Search code examples
pythonairflowspeed-test

Apache Airflow giving broken DAG error cannot import __builtin__ for speedtest.py


This is a weird error I'm coming across. In my Python 3.7 environment I have installed Airflow 2, speedtest-cli and few other things using pip and I keep seeing this error popup in the Airflow UI:

Broken DAG: [/env/app/airflow/dags/my_dag.py] Traceback (most recent call last):
  File "/usr/local/lib/python3.7/site-packages/speedtest.py", line 156, in <module>
    import __builtin__
ModuleNotFoundError: No module named '__builtin__'

During handling of the above exception, another exception occurred:

Traceback (most recent call last):
  File "/usr/local/lib/python3.7/site-packages/speedtest.py", line 179, in <module>
    _py3_utf8_stdout = _Py3Utf8Output(sys.stdout)
  File "/usr/local/lib/python3.7/site-packages/speedtest.py", line 166, in __init__
    buf = FileIO(f.fileno(), 'w')
AttributeError: 'StreamLogWriter' object has no attribute 'fileno'

For sanity checks I did run the following and saw no problems:

~# python airflow/dags/my_dag.py 
/usr/local/lib/python3.7/site-packages/airflow/utils/decorators.py:94 DeprecationWarning: provide_context is deprecated as of 2.0 and is no longer required

~# airflow dags list
dag_id     | filepath      | owner   | paused
===========+===============+=========+=======
my_dag | my_dag.py | rafay   | False  


~# airflow tasks list my_dag 
[2021-03-08 16:46:26,950] {dagbag.py:448} INFO - Filling up the DagBag from /env/app/airflow/dags
/usr/local/lib/python3.7/site-packages/airflow/utils/decorators.py:94 DeprecationWarning: provide_context is deprecated as of 2.0 and is no longer required
Start_backup
get_configs
get_targets
push_targets

So nothing out of the ordinary and testing each of the tasks does not cause problems either. Further running the speedtest-cli script independently outside of Airflow does not raise any errors either. The script goes something like this:

import speedtest

def get_upload_speed():
    """
    Calculates the upload speed of the internet in using speedtest api

    Returns:
        Returns upload speed in Mbps
    """

    try:
        s = speedtest.Speedtest()
        upload = s.upload()
    except speedtest.SpeedtestException as e:
        raise AirflowException("Failed to check network bandwidth make sure internet is available.\nException: {}".format(e))

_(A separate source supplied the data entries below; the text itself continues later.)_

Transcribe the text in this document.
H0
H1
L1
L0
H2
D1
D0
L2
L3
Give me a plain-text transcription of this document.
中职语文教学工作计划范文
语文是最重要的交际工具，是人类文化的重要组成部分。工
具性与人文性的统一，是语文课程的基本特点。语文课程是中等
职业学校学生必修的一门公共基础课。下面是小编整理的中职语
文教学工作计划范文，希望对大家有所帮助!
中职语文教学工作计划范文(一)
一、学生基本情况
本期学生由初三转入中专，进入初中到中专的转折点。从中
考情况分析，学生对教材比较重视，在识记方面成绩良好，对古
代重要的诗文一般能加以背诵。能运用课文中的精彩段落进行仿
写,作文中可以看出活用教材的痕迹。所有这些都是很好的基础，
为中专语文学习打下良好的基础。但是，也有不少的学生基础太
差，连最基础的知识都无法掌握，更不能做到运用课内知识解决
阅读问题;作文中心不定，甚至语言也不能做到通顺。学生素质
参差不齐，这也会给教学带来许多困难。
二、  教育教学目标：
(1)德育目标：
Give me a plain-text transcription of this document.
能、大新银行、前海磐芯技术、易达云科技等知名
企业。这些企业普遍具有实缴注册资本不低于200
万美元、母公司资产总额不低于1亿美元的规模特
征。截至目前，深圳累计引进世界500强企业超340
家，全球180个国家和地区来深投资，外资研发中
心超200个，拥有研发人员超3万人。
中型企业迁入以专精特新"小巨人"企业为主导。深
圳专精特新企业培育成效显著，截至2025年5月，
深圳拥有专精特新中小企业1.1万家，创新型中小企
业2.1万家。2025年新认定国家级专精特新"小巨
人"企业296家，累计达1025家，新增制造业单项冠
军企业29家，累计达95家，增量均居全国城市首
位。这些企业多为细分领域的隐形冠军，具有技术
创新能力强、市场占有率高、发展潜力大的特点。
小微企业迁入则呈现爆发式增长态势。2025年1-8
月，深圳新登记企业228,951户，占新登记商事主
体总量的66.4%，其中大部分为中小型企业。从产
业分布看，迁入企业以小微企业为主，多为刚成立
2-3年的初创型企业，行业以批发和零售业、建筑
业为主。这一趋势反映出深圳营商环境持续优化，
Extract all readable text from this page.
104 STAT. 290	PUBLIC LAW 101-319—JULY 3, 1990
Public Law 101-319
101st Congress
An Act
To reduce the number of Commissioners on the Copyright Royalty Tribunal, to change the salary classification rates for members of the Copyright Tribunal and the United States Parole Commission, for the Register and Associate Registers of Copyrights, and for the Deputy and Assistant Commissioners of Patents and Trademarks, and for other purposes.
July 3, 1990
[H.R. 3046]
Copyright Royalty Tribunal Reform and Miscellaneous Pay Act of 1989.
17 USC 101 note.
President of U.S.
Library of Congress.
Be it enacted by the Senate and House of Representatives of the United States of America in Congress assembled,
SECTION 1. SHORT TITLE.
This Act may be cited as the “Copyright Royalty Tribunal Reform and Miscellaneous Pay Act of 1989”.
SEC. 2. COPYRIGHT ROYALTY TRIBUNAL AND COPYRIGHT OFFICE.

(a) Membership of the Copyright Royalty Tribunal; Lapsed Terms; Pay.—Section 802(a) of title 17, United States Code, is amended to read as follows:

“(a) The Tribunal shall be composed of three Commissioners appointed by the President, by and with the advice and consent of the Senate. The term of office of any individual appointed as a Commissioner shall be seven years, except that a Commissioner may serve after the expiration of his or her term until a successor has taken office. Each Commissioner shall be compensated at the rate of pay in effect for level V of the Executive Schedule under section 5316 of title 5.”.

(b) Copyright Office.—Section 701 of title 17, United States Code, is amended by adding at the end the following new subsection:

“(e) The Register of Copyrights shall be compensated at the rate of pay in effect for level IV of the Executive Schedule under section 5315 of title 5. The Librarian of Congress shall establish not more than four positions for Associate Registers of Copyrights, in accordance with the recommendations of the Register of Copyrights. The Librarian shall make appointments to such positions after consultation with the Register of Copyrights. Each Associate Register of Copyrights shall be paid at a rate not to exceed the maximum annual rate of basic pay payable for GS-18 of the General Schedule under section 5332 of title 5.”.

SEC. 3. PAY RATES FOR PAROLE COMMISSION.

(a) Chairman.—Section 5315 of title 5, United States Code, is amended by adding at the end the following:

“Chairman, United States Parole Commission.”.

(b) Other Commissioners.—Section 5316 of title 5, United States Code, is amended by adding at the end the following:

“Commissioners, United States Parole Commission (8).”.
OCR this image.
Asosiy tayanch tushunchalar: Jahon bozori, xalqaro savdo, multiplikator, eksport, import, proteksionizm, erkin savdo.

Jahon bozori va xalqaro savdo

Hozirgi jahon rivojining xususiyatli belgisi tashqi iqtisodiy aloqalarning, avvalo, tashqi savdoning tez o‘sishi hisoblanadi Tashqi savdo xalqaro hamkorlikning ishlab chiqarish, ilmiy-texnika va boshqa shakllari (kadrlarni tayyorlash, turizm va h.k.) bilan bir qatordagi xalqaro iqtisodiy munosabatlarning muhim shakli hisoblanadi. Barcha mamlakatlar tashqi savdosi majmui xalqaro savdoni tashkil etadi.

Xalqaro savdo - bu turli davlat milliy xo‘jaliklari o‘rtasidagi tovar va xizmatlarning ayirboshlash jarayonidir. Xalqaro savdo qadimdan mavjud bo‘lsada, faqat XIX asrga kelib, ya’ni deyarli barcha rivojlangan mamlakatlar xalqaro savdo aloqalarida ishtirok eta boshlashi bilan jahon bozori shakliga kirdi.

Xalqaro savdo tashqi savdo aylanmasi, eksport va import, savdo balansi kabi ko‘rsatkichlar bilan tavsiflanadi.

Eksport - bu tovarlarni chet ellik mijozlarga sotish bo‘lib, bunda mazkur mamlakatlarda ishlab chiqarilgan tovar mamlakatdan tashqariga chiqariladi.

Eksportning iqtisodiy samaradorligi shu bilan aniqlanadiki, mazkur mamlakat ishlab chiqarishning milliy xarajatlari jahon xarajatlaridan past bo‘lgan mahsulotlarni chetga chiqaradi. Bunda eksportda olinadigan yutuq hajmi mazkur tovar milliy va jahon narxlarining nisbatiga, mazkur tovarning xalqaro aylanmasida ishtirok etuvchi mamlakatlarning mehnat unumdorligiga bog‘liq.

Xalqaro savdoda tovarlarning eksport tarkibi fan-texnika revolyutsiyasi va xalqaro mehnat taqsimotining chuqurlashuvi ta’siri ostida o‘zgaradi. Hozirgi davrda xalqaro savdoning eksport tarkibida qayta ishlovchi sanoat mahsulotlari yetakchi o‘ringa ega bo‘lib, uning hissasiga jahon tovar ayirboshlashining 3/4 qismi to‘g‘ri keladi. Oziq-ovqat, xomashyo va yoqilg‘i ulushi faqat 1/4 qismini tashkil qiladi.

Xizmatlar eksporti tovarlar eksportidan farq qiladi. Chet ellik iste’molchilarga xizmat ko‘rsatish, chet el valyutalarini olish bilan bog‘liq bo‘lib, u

    return round(upload / (1024**2), 2)

I even went to the exact line of speedtest.py as mentioned Broken DAG error, line 156, it seems fine and runs fine when I put in in the python interpreter.

try:
    import __builtin__
except ImportError:
    import builtins
    from io import TextIOWrapper, FileIO

So, how do I diagnose this? Seems like a package import problem of some sort

Edit: If it helps here is my directory and import structure for my_dag.py

- airflow
  - dags
    - tasks
      - get_configs.py
      - get_taargets.py
      - push_targets.py  (speedtest is imported here)
    - my_dag.py

The import sequence of tasks in the dag file are as follows:

from datetime import timedelta
# The DAG object; we'll need this to instantiate a DAG
from airflow import DAG
# Operators; we need this to operate!
from airflow.operators.python import PythonOperator
from airflow.operators.dummy import DummyOperator
from tasks.get_configs import get_configs
from tasks.get_targets import get_targets
from tasks.push_targets import push_targets

...

Solution

  • The Airflow StreamLogWriter (and other log-related facilities) do not implement the fileno method expected by "standard" Python (I/O) log facility clients (confirmed by a todo comment). The problem here happens also when enabling the faulthandler standard library in an Airflow task.

    So what to do at this point? Aside opening an issue or sending a PR to Airflow, it is really case by case. In the speedtest-cli situation, it may be necessary to isolate the function calling fileno, and try to "replace" it (e.g. forking the library, changing the function if it can be isolated and injected, perhaps choosing a configuration that does not use that part of the code).

    In my particular case, there is no way to bypass the code, and a fork was the most straightforward method.